14 I will give the priests their fill of fatness,
    and my people shall be satisfied with my bounty,
says the Lord.


John 1: 10-18
10  The Word was in the world, and the world came into being through him; yet the world did not know him. 11 He came to what was his own, and his own people did not accept him. 12 But to all who received him, who believed in his name, he gave power to become children of God, 13 who were born, not of blood or of the will of the flesh or of the will of man, but of God.

14 And the Word became flesh and lived among us, and we have seen his glory, the glory as of a father’s only son, full of grace and truth. 15 (John testified to him and cried out, “This was he of whom I said, ‘He who comes after me ranks ahead of me because he was before me.’”) 16 From his fullness we have all received, grace upon grace. 17 The law indeed was given through Moses; grace and truth came through Jesus Christ. 18 No one has ever seen God. It is God the only Son, who is close to the Father’s heart, who has made him known.


Prayer: “May the words of my mouth and the meditation of my heart be pleasing in your sight, O LORD, my Rock and my Redeemer.”


This chapter from Jeremiah is full of prophecies of hope and promise.
The northern tribes have been in exile in Assyria for many years, and Jeremiah who was exiled as well, is prophesying about the return of the people.

In the verses we heard:
The divisions between the tribes of Israel will be healed, and he gives this wonderful picture of joyousness and prosperity. As in some other parts of the Old Testament, there is much intermingling between restoration with God and material well-being which will automatically be theirs just because they are Gods chosen people. (We know in practise that does not always work out that way.)

The chapter goes on to say there has been, and will be, sadness; children have died both naturally but also with violence.
“A voice is heard in Ramah, Rachel (the archetypal Jewish mother) weeping for her children, because they are no more.”
You may remember this is the verse Matthew quotes to recall the slaughter of the innocent children by Herod within two years of Jesus’ birth.

But Jeremiah also goes on in the chapter – which I think is worth looking at – to prophesy at a different level when he speaks of the new covenant that God will establish with his people.

From verse 31:
“It will not be like the covenant I made with their forefathers in Egypt.”

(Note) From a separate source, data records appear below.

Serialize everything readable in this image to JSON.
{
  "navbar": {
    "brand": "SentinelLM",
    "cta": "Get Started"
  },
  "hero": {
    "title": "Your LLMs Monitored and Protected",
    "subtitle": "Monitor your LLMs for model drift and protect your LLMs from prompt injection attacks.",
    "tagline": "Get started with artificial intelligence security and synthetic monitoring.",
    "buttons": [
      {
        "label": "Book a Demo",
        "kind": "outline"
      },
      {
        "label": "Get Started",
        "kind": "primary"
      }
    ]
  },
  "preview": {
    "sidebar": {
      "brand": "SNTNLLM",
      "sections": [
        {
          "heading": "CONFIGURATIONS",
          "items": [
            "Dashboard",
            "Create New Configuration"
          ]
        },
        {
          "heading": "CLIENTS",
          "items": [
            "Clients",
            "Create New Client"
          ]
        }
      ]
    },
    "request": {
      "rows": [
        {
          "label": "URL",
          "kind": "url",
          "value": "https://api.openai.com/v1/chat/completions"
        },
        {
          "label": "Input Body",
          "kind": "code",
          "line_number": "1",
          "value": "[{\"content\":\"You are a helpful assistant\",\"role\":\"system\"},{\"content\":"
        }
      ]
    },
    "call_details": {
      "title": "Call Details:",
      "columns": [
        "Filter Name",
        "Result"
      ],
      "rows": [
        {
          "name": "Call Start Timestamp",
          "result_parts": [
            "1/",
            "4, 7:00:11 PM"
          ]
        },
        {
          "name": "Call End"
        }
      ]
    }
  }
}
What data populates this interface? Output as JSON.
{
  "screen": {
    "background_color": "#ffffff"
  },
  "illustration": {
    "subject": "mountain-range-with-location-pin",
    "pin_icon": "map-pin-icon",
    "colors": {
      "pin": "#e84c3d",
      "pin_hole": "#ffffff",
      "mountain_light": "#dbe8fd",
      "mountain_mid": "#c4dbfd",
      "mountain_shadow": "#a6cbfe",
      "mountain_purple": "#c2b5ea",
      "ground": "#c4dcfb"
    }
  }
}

That is the one where Moses took the message that God would be their God, and they would be His people, a community relationship.

This one would be different
“I will put my law in their minds and write it on their hearts.”

God will be a relationship with each one, and sins and forgiveness will be less corporate but for each individual.
“They will all know me from the greatest to the least.”

In a religious society such as the children of Israel, where the words of God had to be passed from generation to generation to be valid for anyone, this was a new concept. Individual faith, individual responsibility before God.

You may remember John the Baptist realised this. He said to the Jewish crowds, “produce fruit in keeping with repentance, and do not say (as a justification) we have Abraham for our father”.

Jeremiah does not prophesy as to how this would be achieved, but we know that it only came about when God’s word became flesh and dwelt among us.
In other words, when Jesus came to show us and be, in life, word, and death the love of God, how personal our response to God can and needs to be, and he left his Spirit to help us do that.

It is John the evangelist who tries to open this up to us in the first chapter of his gospel.
The prologue to John’s Gospel has many layers, basic and deeply theological.
We’ll touch on the basic because that’s what I can grasp best.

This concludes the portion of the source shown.